Under the supervision of Jon Neill, Cinesite completed visual effects for the Columbia Pictures/ 20th Century Fox’s film, The Monuments Men, directed by and starring George Clooney.
Cinesite announced that it completed visual effects shots on the new Columbia Pictures/ 20th Century Fox’s film, The Monuments Men. Directed by and starring George Clooney, The Monuments Men has a fantastic cast including Matt Damon, Bill Murray, John Goodman and Cate Blanchett, amongst other A-list Hollywood stars.
Clooney, who also co-wrote the script with Grant Heslov, has based the film on the non-fiction book ‘The Monuments Men: Allied Heroes, Nazi Thieves and the Greatest Treasure Hunt in History’ by Robert M. Edsel. The story centres on a group of art experts, selected by the U.S. Government to chase down the stolen art of Europe during World War II, before it is destroyed and lost forever.

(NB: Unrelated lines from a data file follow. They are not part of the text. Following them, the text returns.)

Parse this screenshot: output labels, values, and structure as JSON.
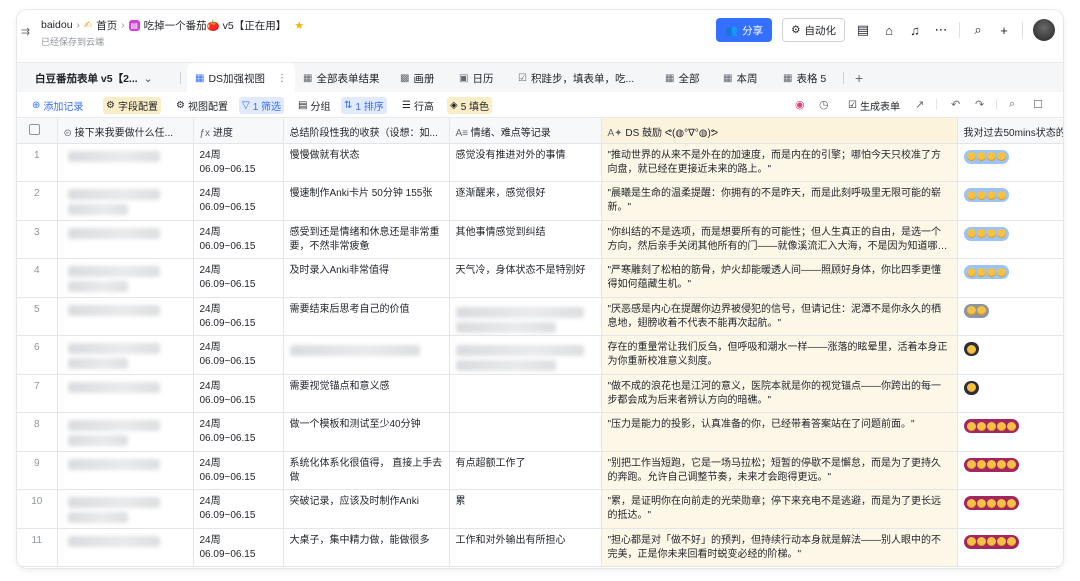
{
  "header": {
    "crumbs": [
      "baidou",
      "首页",
      "吃掉一个番茄🍅 v5【正在用】"
    ],
    "saved_status": "已经保存到云端",
    "share_label": "分享",
    "automation_label": "自动化"
  },
  "tabs": {
    "table_name": "白豆番茄表单 v5【2...",
    "items": [
      {
        "label": "DS加强视图",
        "active": true
      },
      {
        "label": "全部表单结果"
      },
      {
        "label": "画册"
      },
      {
        "label": "日历"
      },
      {
        "label": "积跬步，填表单，吃..."
      },
      {
        "label": "全部"
      },
      {
        "label": "本周"
      },
      {
        "label": "表格 5"
      }
    ]
  },
  "toolbar": {
    "add_record": "添加记录",
    "field_config": "字段配置",
    "view_config": "视图配置",
    "filter": "1 筛选",
    "group": "分组",
    "sort": "1 排序",
    "row_height": "行高",
    "fill": "5 填色",
    "generate_form": "生成表单"
  },
  "columns": {
    "c1": "接下来我要做什么任...",
    "c2": "进度",
    "c3": "总结阶段性我的收获（设想：如...",
    "c4": "情绪、难点等记录",
    "c5": "DS 鼓励 ᕙ(◍°∇°◍)ᕗ",
    "c6": "我对过去50mins状态的"
  },
  "rows": [
    {
      "idx": "1",
      "week": "24周",
      "range": "06.09~06.15",
      "gain": "慢慢做就有状态",
      "mood": "感觉没有推进对外的事情",
      "ds": "\"推动世界的从来不是外在的加速度，而是内在的引擎；哪怕今天只校准了方向盘，就已经在更接近未来的路上。\"",
      "rating": 4,
      "color": "lb"
    },
    {
      "idx": "2",
      "week": "24周",
      "range": "06.09~06.15",
      "gain": "慢速制作Anki卡片 50分钟 155张",
      "mood": "逐渐醒来，感觉很好",
      "ds": "\"晨曦是生命的温柔提醒：你拥有的不是昨天，而是此刻呼吸里无限可能的崭新。\"",
      "rating": 4,
      "color": "lb"
    },
    {
      "idx": "3",
      "week": "24周",
      "range": "06.09~06.15",
      "gain": "感受到还是情绪和休息还是非常重要，不然非常疲惫",
      "mood": "其他事情感觉到纠结",
      "ds": "\"你纠结的不是选项，而是想要所有的可能性；但人生真正的自由，是选一个方向，然后亲手关闭其他所有的门——就像溪流汇入大海，不是因为知道哪条...",
      "rating": 4,
      "color": "lb"
    },
    {
      "idx": "4",
      "week": "24周",
      "range": "06.09~06.15",
      "gain": "及时录入Anki非常值得",
      "mood": "天气冷，身体状态不是特别好",
      "ds": "\"严寒雕刻了松柏的筋骨，炉火却能暖透人间——照顾好身体，你比四季更懂得如何蕴藏生机。\"",
      "rating": 4,
      "color": "lb"
    },
    {
      "idx": "5",
      "week": "24周",
      "range": "06.09~06.15",
      "gain": "需要结束后思考自己的价值",
      "mood": "",
      "ds": "\"厌恶感是内心在提醒你边界被侵犯的信号，但请记住：泥潭不是你永久的栖息地，翅膀收着不代表不能再次起航。\"",
      "rating": 2,
      "color": "gy"
    },
    {
      "idx": "6",
      "week": "24周",
      "range": "06.09~06.15",
      "gain": "",
      "mood": "",
      "ds": "存在的重量常让我们反刍，但呼吸和潮水一样——涨落的眩晕里，活着本身正为你重新校准意义刻度。",
      "rating": 1,
      "color": "bk"
    },
    {
      "idx": "7",
      "week": "24周",
      "range": "06.09~06.15",
      "gain": "需要视觉锚点和意义感",
      "mood": "",
      "ds": "\"做不成的浪花也是江河的意义，医院本就是你的视觉锚点——你跨出的每一步都会成为后来者辨认方向的暗礁。\"",
      "rating": 1,
      "color": "bk"
    },
    {
      "idx": "8",
      "week": "24周",
      "range": "06.09~06.15",
      "gain": "做一个模板和测试至少40分钟",
      "mood": "",
      "ds": "\"压力是能力的投影，认真准备的你，已经带着答案站在了问题前面。\"",
      "rating": 5,
      "color": "mg"
    },
    {
      "idx": "9",
      "week": "24周",
      "range": "06.09~06.15",
      "gain": "系统化体系化很值得， 直接上手去做",
      "mood": "有点超额工作了",
      "ds": "\"别把工作当短跑，它是一场马拉松；短暂的停歇不是懈怠，而是为了更持久的奔跑。允许自己调整节奏，未来才会跑得更远。\"",
      "rating": 5,
      "color": "mg"
    },
    {
      "idx": "10",
      "week": "24周",
      "range": "06.09~06.15",
      "gain": "突破记录，应该及时制作Anki",
      "mood": "累",
      "ds": "\"累，是证明你在向前走的光荣勋章；停下来充电不是逃避，而是为了更长远的抵达。\"",
      "rating": 5,
      "color": "mg"
    },
    {
      "idx": "11",
      "week": "24周",
      "range": "06.09~06.15",
      "gain": "大桌子，集中精力做，能做很多",
      "mood": "工作和对外输出有所担心",
      "ds": "\"担心都是对「做不好」的预判，但持续行动本身就是解法——别人眼中的不完美，正是你未来回看时蜕变必经的阶梯。\"",
      "rating": 5,
      "color": "mg"
    }
  ]
}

Cinesite’s VFX Supervisor for The Monuments Men was Jon Neill, working with Angus Bickerton, the overall production VFX Supervisor for the film.
A range of sequences were completed by Cinesite, including one stunning shot where Campbell (Bill Murray) turns on the lights in an underground salt mine. As the lights stutter on, a vast array of bullion and cash is revealed, stretching back as far as the eye can see.

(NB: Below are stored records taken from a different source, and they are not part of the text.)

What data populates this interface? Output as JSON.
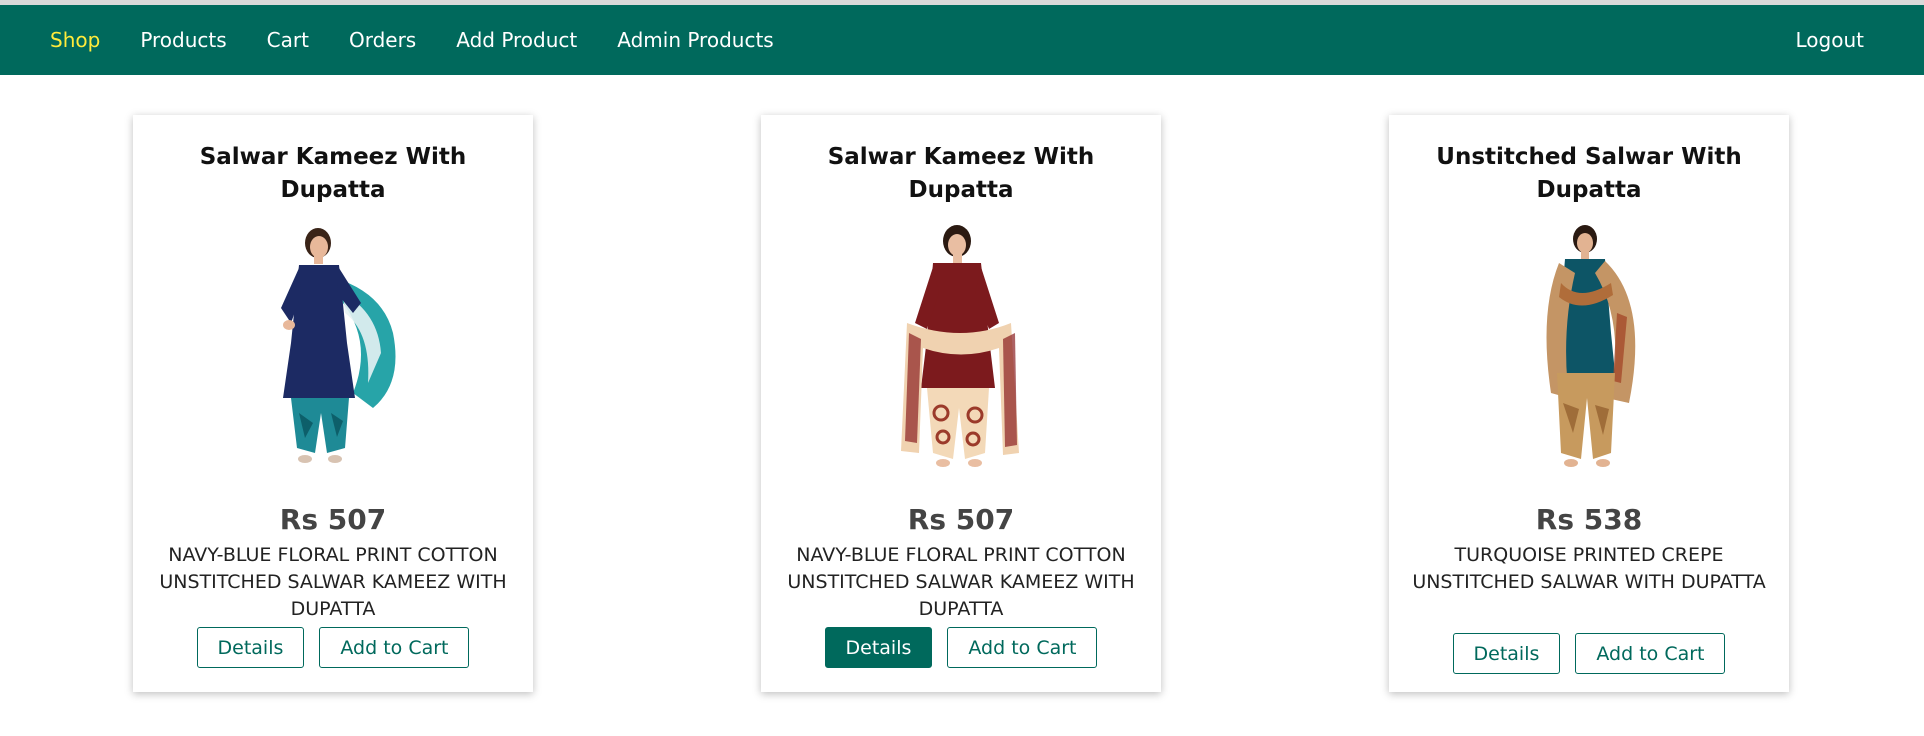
{
  "nav": {
    "items": [
      {
        "label": "Shop",
        "active": true
      },
      {
        "label": "Products",
        "active": false
      },
      {
        "label": "Cart",
        "active": false
      },
      {
        "label": "Orders",
        "active": false
      },
      {
        "label": "Add Product",
        "active": false
      },
      {
        "label": "Admin Products",
        "active": false
      }
    ],
    "logout_label": "Logout"
  },
  "colors": {
    "primary": "#00695c",
    "active_link": "#ffeb3b",
    "price_text": "#444444"
  },
  "products": [
    {
      "title": "Salwar Kameez With Dupatta",
      "price": "Rs 507",
      "description": "NAVY-BLUE FLORAL PRINT COTTON UNSTITCHED SALWAR KAMEEZ WITH DUPATTA",
      "details_label": "Details",
      "cart_label": "Add to Cart",
      "image": "navy-blue-salwar-kameez-photo"
    },
    {
      "title": "Salwar Kameez With Dupatta",
      "price": "Rs 507",
      "description": "NAVY-BLUE FLORAL PRINT COTTON UNSTITCHED SALWAR KAMEEZ WITH DUPATTA",
      "details_label": "Details",
      "cart_label": "Add to Cart",
      "image": "maroon-salwar-kameez-photo"
    },
    {
      "title": "Unstitched Salwar With Dupatta",
      "price": "Rs 538",
      "description": "TURQUOISE PRINTED CREPE UNSTITCHED SALWAR WITH DUPATTA",
      "details_label": "Details",
      "cart_label": "Add to Cart",
      "image": "turquoise-salwar-photo"
    }
  ]
}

Photogrammetry reference of the objects on set was used to create models which were laid out in a Maya scene and lighting rig. An image was rendered from a fully ray-traced, global illuminated scene with all the lights switched on. The team set up a script in Nuke where light passes could illuminate the background in any order, by bringing through the beauty pass and adding proper directional shadows. In the final shot, the flickering light gradually reveals the depths of the cavern.
Other sequences include shots filmed at Shrivenham airfield, exterior environments around the partially destroyed Aachen Cathedral and a sequence on the Streets of Siegen. The latter sequence was shot on the Aachen set of an old refinery. Belgian houses and cafes were removed from the background, and using photogrammic reference, newly destroyed ruins and piles of rubble were created. This was laid out in Modo as a fully CG scene with the destroyed city merging into forest and hills, rendering the finished shot in 3D to give an epic sense of parallax.